Canada Beats US to the Punch

Post by Nancy E. Roman, President and CEO, PHA (@nancyroman1)

Canada is doing something I’ve long thought the US should do: Subsidizing fruits and vegetables – the foods most likely to support the health of their citizens.

Granted, this is a food subsidy program for the northernmost reaches of Canada that was established to help offset the high cost of food there. Still, their emphasis on fruits and vegetables is smart.

To review the facts view the graph below.

Obesity Prevalence by Region

Obesity Prevalence by Region Affiliation to UN Food & Agriculture Organization/WHO

And here in our own country, 4 in 10 Americans live with obesity – a condition known to be associated with higher rates of diabetes, heart disease, cancer and other chronic conditions. So we need both government policy and corporate practice to begin shifting the culture around food, and increasing access to health-promoting foods like fruits and vegetables. After years of trying to do one or the other, it becomes clear these are interdependent. We can’t change demand without changing the culture, and we can’t change the culture without adequate supply. So, we must pursue both objectives simultaneously.

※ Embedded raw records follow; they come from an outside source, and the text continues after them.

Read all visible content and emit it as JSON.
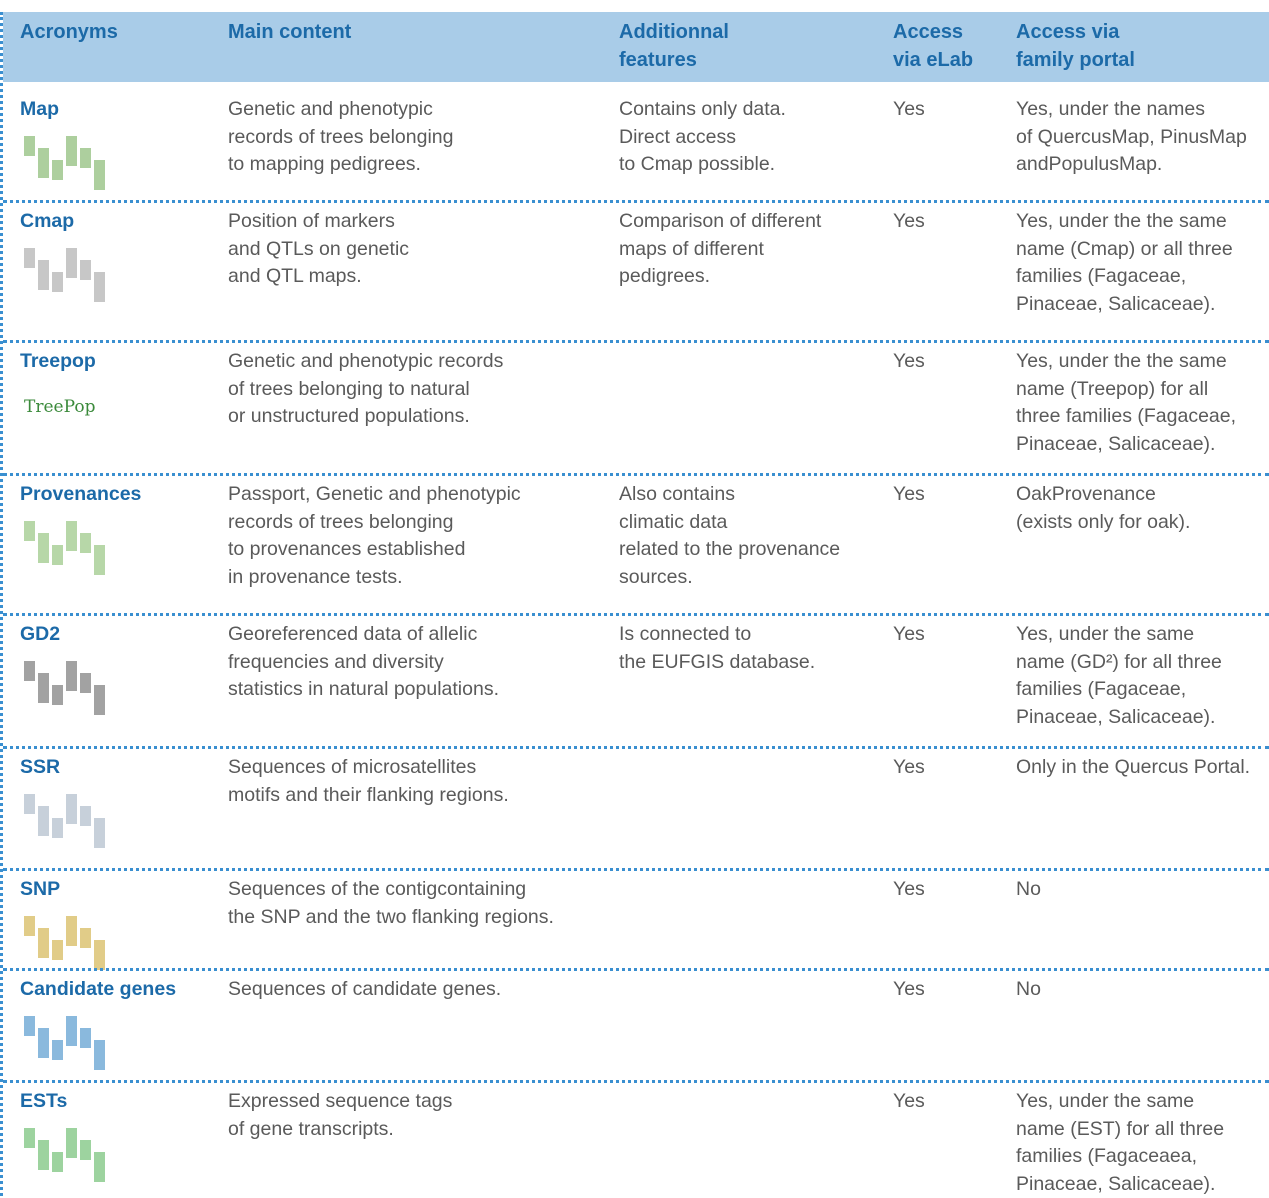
{
  "table": {
    "header": [
      [
        "Acronyms"
      ],
      [
        "Main content"
      ],
      [
        "Additionnal",
        "features"
      ],
      [
        "Access",
        "via eLab"
      ],
      [
        "Access via",
        "family portal"
      ]
    ],
    "rows": [
      {
        "acronym": "Map",
        "main": [
          "Genetic and phenotypic",
          "records of trees belonging",
          "to mapping pedigrees."
        ],
        "features": [
          "Contains only data.",
          "Direct access",
          "to Cmap possible."
        ],
        "elab": "Yes",
        "portal": [
          "Yes, under the names",
          "of QuercusMap, PinusMap",
          "andPopulusMap."
        ]
      },
      {
        "acronym": "Cmap",
        "main": [
          "Position of markers",
          "and QTLs on genetic",
          "and QTL maps."
        ],
        "features": [
          "Comparison of different",
          "maps of different",
          "pedigrees."
        ],
        "elab": "Yes",
        "portal": [
          "Yes, under the the same",
          "name (Cmap) or all three",
          "families (Fagaceae,",
          "Pinaceae, Salicaceae)."
        ]
      },
      {
        "acronym": "Treepop",
        "icon_text": "TreePop",
        "main": [
          "Genetic and phenotypic records",
          "of trees belonging to natural",
          "or unstructured populations."
        ],
        "features": [],
        "elab": "Yes",
        "portal": [
          "Yes, under the the same",
          "name (Treepop) for all",
          "three families (Fagaceae,",
          "Pinaceae, Salicaceae)."
        ]
      },
      {
        "acronym": "Provenances",
        "main": [
          "Passport, Genetic and phenotypic",
          "records of trees belonging",
          "to provenances established",
          "in provenance tests."
        ],
        "features": [
          "Also contains",
          "climatic data",
          "related to the provenance",
          "sources."
        ],
        "elab": "Yes",
        "portal": [
          "OakProvenance",
          "(exists only for oak)."
        ]
      },
      {
        "acronym": "GD2",
        "main": [
          "Georeferenced data of allelic",
          "frequencies and diversity",
          "statistics in natural populations."
        ],
        "features": [
          "Is connected to",
          "the EUFGIS database."
        ],
        "elab": "Yes",
        "portal": [
          "Yes, under the same",
          "name (GD²) for all three",
          "families (Fagaceae,",
          "Pinaceae, Salicaceae)."
        ]
      },
      {
        "acronym": "SSR",
        "main": [
          "Sequences of microsatellites",
          "motifs and their flanking regions."
        ],
        "features": [],
        "elab": "Yes",
        "portal": [
          "Only in the Quercus Portal."
        ]
      },
      {
        "acronym": "SNP",
        "main": [
          "Sequences of the contigcontaining",
          "the SNP and the two flanking regions."
        ],
        "features": [],
        "elab": "Yes",
        "portal": [
          "No"
        ]
      },
      {
        "acronym": "Candidate genes",
        "main": [
          "Sequences of candidate genes."
        ],
        "features": [],
        "elab": "Yes",
        "portal": [
          "No"
        ]
      },
      {
        "acronym": "ESTs",
        "main": [
          "Expressed sequence tags",
          "of gene transcripts."
        ],
        "features": [],
        "elab": "Yes",
        "portal": [
          "Yes, under the same",
          "name (EST) for all three",
          "families (Fagaceaea,",
          "Pinaceae, Salicaceae)."
        ]
      }
    ]
  }
}
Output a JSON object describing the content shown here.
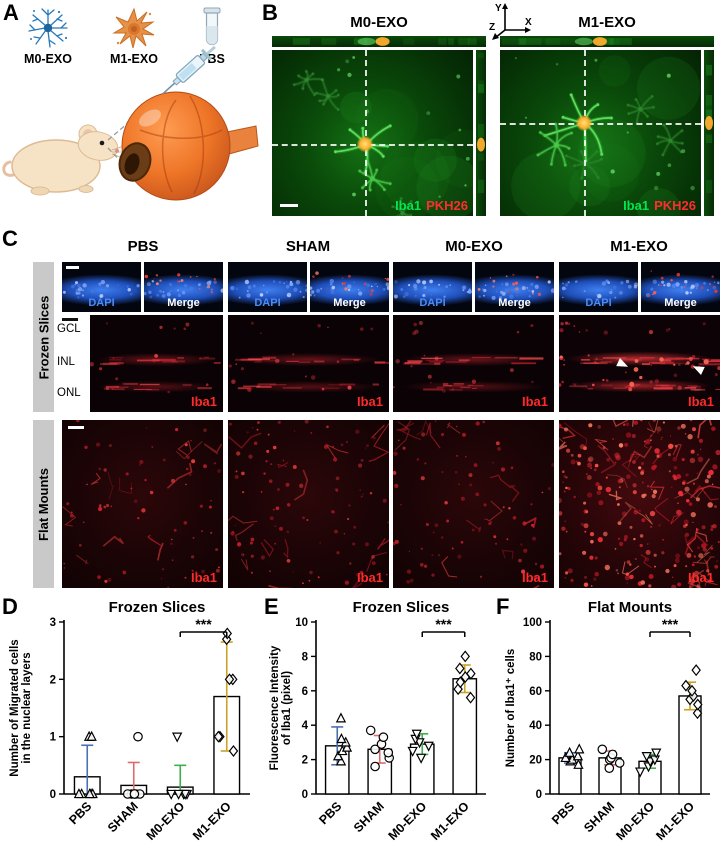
{
  "colors": {
    "iba1_green": "#00e64d",
    "pkh26_red": "#ff2d2d",
    "dapi_blue": "#4b8bf5",
    "iba1_red": "#ff2a2a"
  },
  "panels": {
    "A": {
      "label": "A",
      "legend": [
        {
          "name": "M0-EXO"
        },
        {
          "name": "M1-EXO"
        },
        {
          "name": "PBS"
        }
      ]
    },
    "B": {
      "label": "B",
      "axes": {
        "x": "X",
        "y": "Y",
        "z": "Z"
      },
      "images": [
        {
          "title": "M0-EXO",
          "green_label": "Iba1",
          "red_label": "PKH26"
        },
        {
          "title": "M1-EXO",
          "green_label": "Iba1",
          "red_label": "PKH26"
        }
      ]
    },
    "C": {
      "label": "C",
      "columns": [
        "PBS",
        "SHAM",
        "M0-EXO",
        "M1-EXO"
      ],
      "row_groups": [
        {
          "label": "Frozen Slices"
        },
        {
          "label": "Flat Mounts"
        }
      ],
      "inset_labels": {
        "dapi": "DAPI",
        "merge": "Merge"
      },
      "layer_labels": [
        "GCL",
        "INL",
        "ONL"
      ],
      "stain_label": "Iba1"
    },
    "D": {
      "label": "D"
    },
    "E": {
      "label": "E"
    },
    "F": {
      "label": "F"
    }
  },
  "chart_style": {
    "group_marker_shapes": [
      "triangle-up",
      "circle",
      "triangle-down",
      "diamond"
    ],
    "group_error_colors": [
      "#4a6fb5",
      "#e06a6a",
      "#3fae4e",
      "#c9a227"
    ],
    "bar_fill": "#ffffff",
    "bar_stroke": "#000000"
  },
  "chart_data": [
    {
      "id": "D",
      "type": "bar",
      "title": "Frozen Slices",
      "ylabel": "Number of Migrated cells in the nuclear layers",
      "ylabel_lines": [
        "Number of Migrated cells",
        "in the nuclear layers"
      ],
      "categories": [
        "PBS",
        "SHAM",
        "M0-EXO",
        "M1-EXO"
      ],
      "values": [
        0.3,
        0.15,
        0.12,
        1.7
      ],
      "errors": [
        0.55,
        0.4,
        0.38,
        0.95
      ],
      "points": [
        [
          0,
          0,
          0,
          0,
          0,
          1,
          1
        ],
        [
          0,
          0,
          0,
          0,
          0,
          0,
          1
        ],
        [
          0,
          0,
          0,
          0,
          0,
          1
        ],
        [
          0.75,
          1,
          1,
          2,
          2,
          2.7,
          2.8
        ]
      ],
      "ylim": [
        0,
        3
      ],
      "yticks": [
        0,
        1,
        2,
        3
      ],
      "significance": {
        "label": "***",
        "from": 2,
        "to": 3
      }
    },
    {
      "id": "E",
      "type": "bar",
      "title": "Frozen Slices",
      "ylabel": "Fluorescence Intensity of Iba1 (pixel)",
      "ylabel_lines": [
        "Fluorescence Intensity",
        "of Iba1 (pixel)"
      ],
      "categories": [
        "PBS",
        "SHAM",
        "M0-EXO",
        "M1-EXO"
      ],
      "values": [
        2.8,
        2.6,
        2.9,
        6.7
      ],
      "errors": [
        1.1,
        0.8,
        0.6,
        0.8
      ],
      "points": [
        [
          1.9,
          2.2,
          2.5,
          2.7,
          3.0,
          3.2,
          4.4
        ],
        [
          1.6,
          2.1,
          2.4,
          2.6,
          2.9,
          3.3,
          3.7
        ],
        [
          2.1,
          2.5,
          2.8,
          3.0,
          3.2,
          3.5
        ],
        [
          5.6,
          6.1,
          6.5,
          6.8,
          7.0,
          7.3,
          8.0
        ]
      ],
      "ylim": [
        0,
        10
      ],
      "yticks": [
        0,
        2,
        4,
        6,
        8,
        10
      ],
      "significance": {
        "label": "***",
        "from": 2,
        "to": 3
      }
    },
    {
      "id": "F",
      "type": "bar",
      "title": "Flat Mounts",
      "ylabel": "Number of Iba1⁺ cells",
      "ylabel_lines": [
        "Number of Iba1⁺ cells"
      ],
      "categories": [
        "PBS",
        "SHAM",
        "M0-EXO",
        "M1-EXO"
      ],
      "values": [
        21,
        21,
        19,
        57
      ],
      "errors": [
        3,
        4,
        4,
        8
      ],
      "points": [
        [
          17,
          19,
          20,
          21,
          22,
          24,
          26
        ],
        [
          15,
          18,
          20,
          21,
          23,
          26
        ],
        [
          13,
          16,
          19,
          20,
          22,
          24
        ],
        [
          47,
          52,
          55,
          57,
          60,
          63,
          72
        ]
      ],
      "ylim": [
        0,
        100
      ],
      "yticks": [
        0,
        20,
        40,
        60,
        80,
        100
      ],
      "significance": {
        "label": "***",
        "from": 2,
        "to": 3
      }
    }
  ]
}
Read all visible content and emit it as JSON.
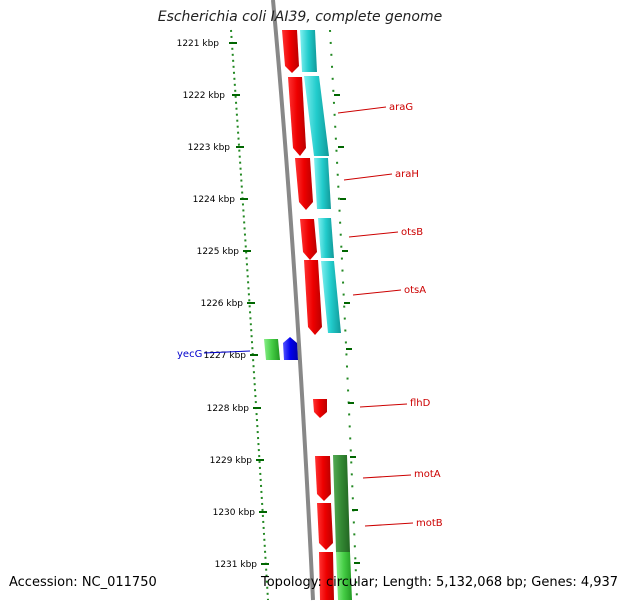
{
  "title": "Escherichia coli IAI39, complete genome",
  "accession": "Accession: NC_011750",
  "topology": "Topology: circular; Length: 5,132,068 bp; Genes: 4,937",
  "ruler": {
    "unit": "kbp",
    "ticks": [
      "1221 kbp",
      "1222 kbp",
      "1223 kbp",
      "1224 kbp",
      "1225 kbp",
      "1226 kbp",
      "1227 kbp",
      "1228 kbp",
      "1229 kbp",
      "1230 kbp",
      "1231 kbp"
    ]
  },
  "genes": [
    {
      "name": "araG",
      "color": "#cc0000"
    },
    {
      "name": "araH",
      "color": "#cc0000"
    },
    {
      "name": "otsB",
      "color": "#cc0000"
    },
    {
      "name": "otsA",
      "color": "#cc0000"
    },
    {
      "name": "yecG",
      "color": "#0000cc"
    },
    {
      "name": "flhD",
      "color": "#cc0000"
    },
    {
      "name": "motA",
      "color": "#cc0000"
    },
    {
      "name": "motB",
      "color": "#cc0000"
    }
  ],
  "colors": {
    "cds": "#ee0000",
    "gene_cyan": "#22cccc",
    "gene_green_dark": "#338833",
    "gene_green_light": "#44cc44",
    "rna_blue": "#0000ee",
    "backbone": "#888888",
    "ticks": "#006600"
  }
}
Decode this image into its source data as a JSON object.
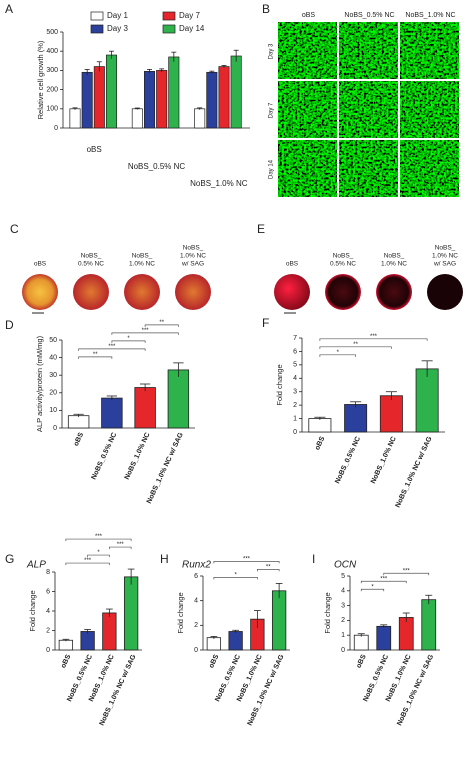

A 2017 report from PLOS Medicine showed that the most effective policy intervention the US could take to reduce deaths due to cardiovascular disease would be to subsidize fruits and vegetables by 10 percent. Canada’s program subsidizes frozen fruits and vegetables, which makes sense because they are highly nutritious, but not as perishable as fresh fruits and vegetables. If we were to do something similar, we could save more than 150,000 lives over a 15 year period – and quality of life would rise for many more.